The re-employment of former Nazis was facilitated by Article 131 of the Basic Law, adopted in 1951, which allowed former civil servants dismissed under denazification measures to be rehired into public service. Historical research indicates that by the late 1950s a majority of senior police administrators in West Germany, including those in Berlin's force and in the newly established Federal Criminal Police Office, had previously served under the Nazi regime.
A study commissioned by the BKA in 2011 found that over 75 percent of its senior officials during the 1950s were former members of the Nazi Party, SS, or Gestapo. Comparable continuity existed in the Berlin Police, where many officers who had joined before 1945 continued their careers into the post-war decades.
Historians have argued that this personnel continuity hindered democratic reform and contributed to the persistence of authoritarian traditions within German policing. Critics contend that the “zero hour” often invoked to mark a clean break with the Nazi past was, in policing institutions, largely symbolic rather than structural.
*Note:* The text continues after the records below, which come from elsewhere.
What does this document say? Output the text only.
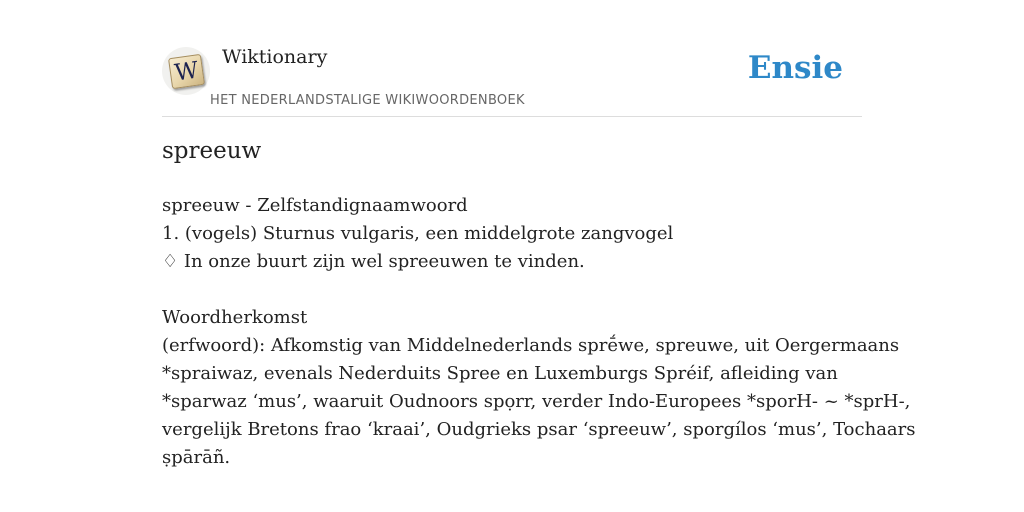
W
Wiktionary
HET NEDERLANDSTALIGE WIKIWOORDENBOEK
Ensie
spreeuw
spreeuw - Zelfstandignaamwoord
1. (vogels) Sturnus vulgaris, een middelgrote zangvogel
♢ In onze buurt zijn wel spreeuwen te vinden.
Woordherkomst
(erfwoord): Afkomstig van Middelnederlands sprḗwe, spreuwe, uit Oergermaans
*spraiwaz, evenals Nederduits Spree en Luxemburgs Spréif, afleiding van
*sparwaz ‘mus’, waaruit Oudnoors spọrr, verder Indo-Europees *sporH- ~ *sprH-,
vergelijk Bretons frao ‘kraai’, Oudgrieks psar ‘spreeuw’, sporgílos ‘mus’, Tochaars
ṣpārāñ.
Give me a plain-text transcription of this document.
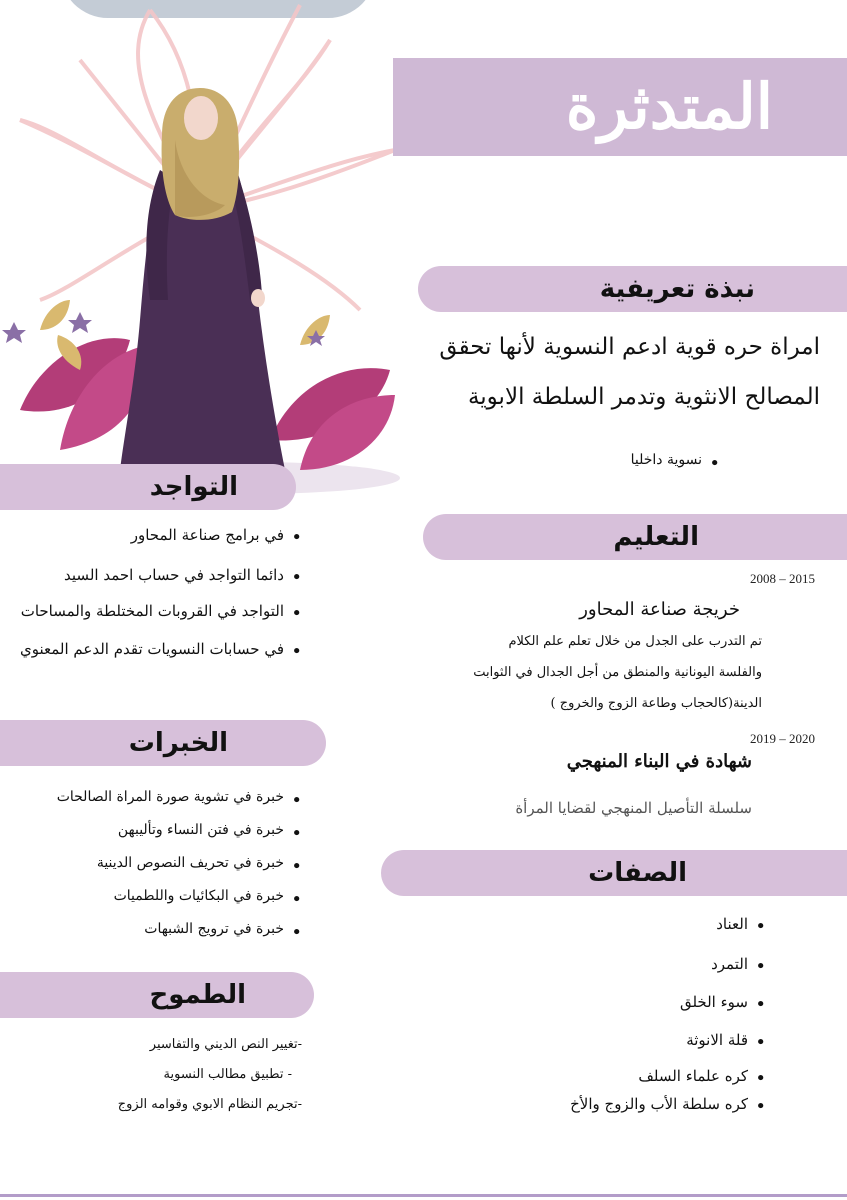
المتدثرة
نبذة تعريفية
امراة حره قوية ادعم النسوية لأنها تحقق
المصالح الانثوية وتدمر السلطة الابوية
• نسوية داخليا
التواجد
• في برامج صناعة المحاور
• دائما التواجد في حساب احمد السيد
• التواجد في القروبات المختلطة والمساحات
• في حسابات النسويات تقدم الدعم المعنوي
التعليم
2008 – 2015
خريجة صناعة المحاور
تم التدرب على الجدل من خلال تعلم علم الكلام
والفلسة اليونانية والمنطق من أجل الجدال في الثوابت
الدينة(كالحجاب وطاعة الزوج والخروج )
2019 – 2020
شهادة في البناء المنهجي
سلسلة التأصيل المنهجي لقضايا المرأة
الخبرات
• خبرة في تشوية صورة المراة الصالحات
• خبرة في فتن النساء وتأليبهن
• خبرة في تحريف النصوص الدينية
• خبرة في البكائيات واللطميات
• خبرة في ترويج الشبهات
الصفات
• العناد
• التمرد
• سوء الخلق
• قلة الانوثة
• كره علماء السلف
• كره سلطة الأب والزوج والأخ
الطموح
-تغيير النص الديني والتفاسير
- تطبيق مطالب النسوية
-تجريم النظام الابوي وقوامه الزوج
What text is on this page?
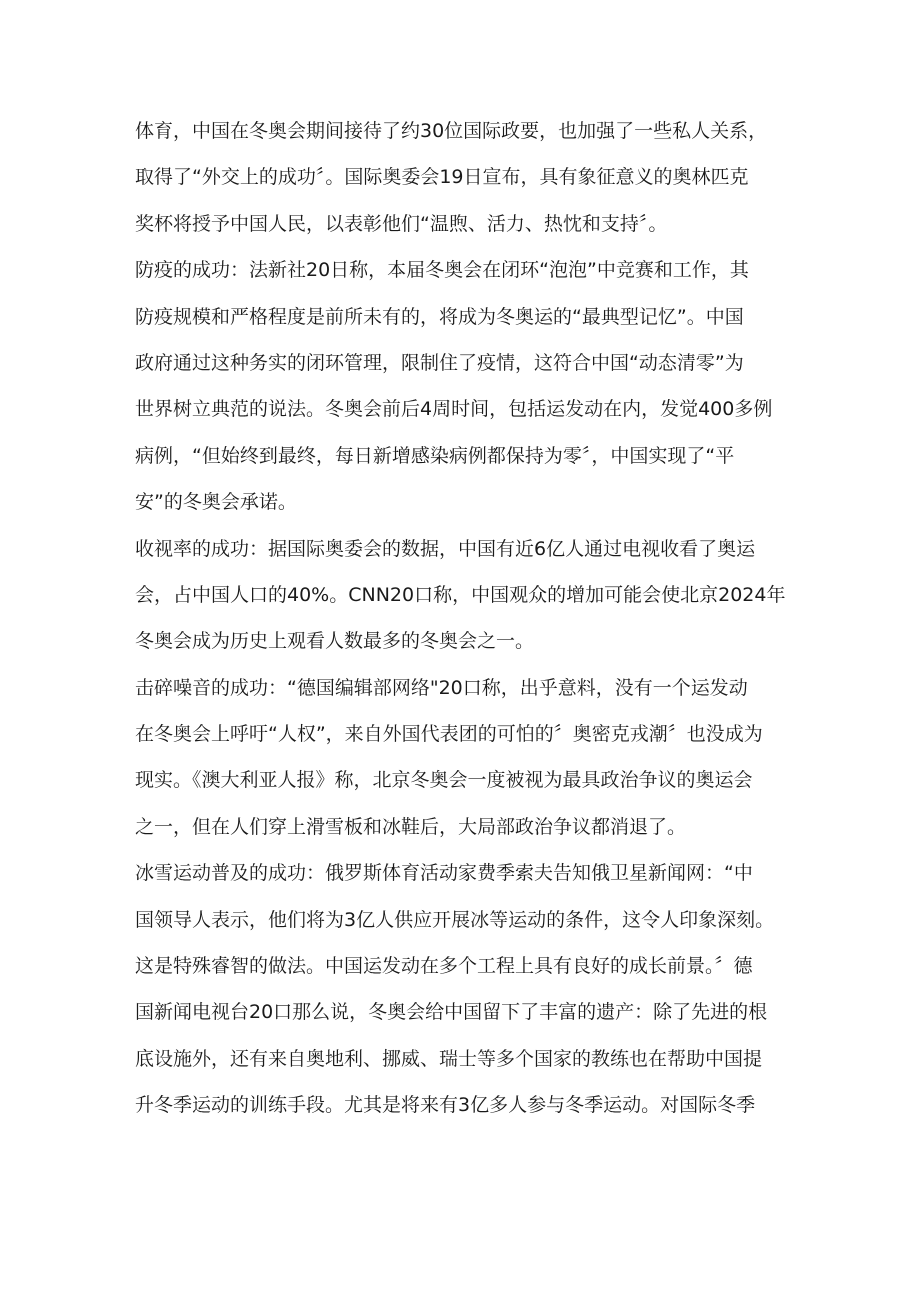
体育，中国在冬奥会期间接待了约30位国际政要，也加强了一些私人关系，
取得了“外交上的成功〞。国际奥委会19日宣布，具有象征意义的奥林匹克
奖杯将授予中国人民，以表彰他们“温煦、活力、热忱和支持〞。
防疫的成功：法新社20日称，本届冬奥会在闭环“泡泡”中竞赛和工作，其
防疫规模和严格程度是前所未有的，将成为冬奥运的“最典型记忆”。中国
政府通过这种务实的闭环管理，限制住了疫情，这符合中国“动态清零”为
世界树立典范的说法。冬奥会前后4周时间，包括运发动在内，发觉400多例
病例，“但始终到最终，每日新增感染病例都保持为零〞，中国实现了“平
安”的冬奥会承诺。
收视率的成功：据国际奥委会的数据，中国有近6亿人通过电视收看了奥运
会，占中国人口的40%。CNN20口称，中国观众的增加可能会使北京2024年
冬奥会成为历史上观看人数最多的冬奥会之一。
击碎噪音的成功：“德国编辑部网络"20口称，出乎意料，没有一个运发动
在冬奥会上呼吁“人权”，来自外国代表团的可怕的〞奥密克戎潮〞也没成为
现实。《澳大利亚人报》称，北京冬奥会一度被视为最具政治争议的奥运会
之一，但在人们穿上滑雪板和冰鞋后，大局部政治争议都消退了。
冰雪运动普及的成功：俄罗斯体育活动家费季索夫告知俄卫星新闻网：“中
国领导人表示，他们将为3亿人供应开展冰等运动的条件，这令人印象深刻。
这是特殊睿智的做法。中国运发动在多个工程上具有良好的成长前景。〞德
国新闻电视台20口那么说，冬奥会给中国留下了丰富的遗产：除了先进的根
底设施外，还有来自奥地利、挪威、瑞士等多个国家的教练也在帮助中国提
升冬季运动的训练手段。尤其是将来有3亿多人参与冬季运动。对国际冬季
Far-right infiltration and extremist sympathies

Since at least the 2010s, police forces in Germany — including those serving the city of Berlin — have been subject to investigations and disciplinary proceedings over alleged far-right extremist views or membership among officers. A 2024 report noted that more than 400 investigations were underway in German state police forces for possible right-wing extremist beliefs or conspiracy ideology.
In Berlin specifically, internal records showed investigations of dozens of officers: by 2020, the Berlin police reported about 33 officers under investigation since 2017 for extremist activity and four dismissal proceedings.
In late 2020, the Berlin police chief stated that almost 40 disciplinary proceedings were underway relating to suspected right-wing extremism within the force, and acknowledged the possible dismissal of about twenty officers.
These revelations triggered the announcement of an 11-point plan by Berlin's Interior Minister and Police President to strengthen vetting, monitoring and anonymous tip-off systems for extremist behaviour among officers.
Critics and oversight bodies argue that even isolated cases of extremist sympathies within police ranks pose a threat to public trust and to the constitutional mandate of the police to protect democratic order.

Use of force and policing of protests

The policing of demonstrations and public assemblies in Berlin has come under scrutiny from civil society groups, academics and international human-rights monitors. For example, in May 2024, over 100 academics publicly criticised a police operation at Free University of Berlin during pro-Palestinian protests, describing the action as a violent clamp-down on peaceful protest.
According to the Berlin Citizens’ and Police Commissioner's 2024 annual report, the Ombudsman office logged 784 complaints about the police, an 83% increase over the previous year, signalling growing public concern about police conduct and transparency.

United Nations and international criticism

In October 2025, UN human rights experts raised an alarm over Germany's responses to protesters, particularly in Berlin, during Palestinian solidarity activism. They condemned what they described as a “persistent pattern of police violence and apparent suppression” of protest rights, including arbitrary detentions and criminalisation of activism.
The UN statement urged German authorities to “respect and facilitate the right to peaceful assembly for everyone without discrimination”.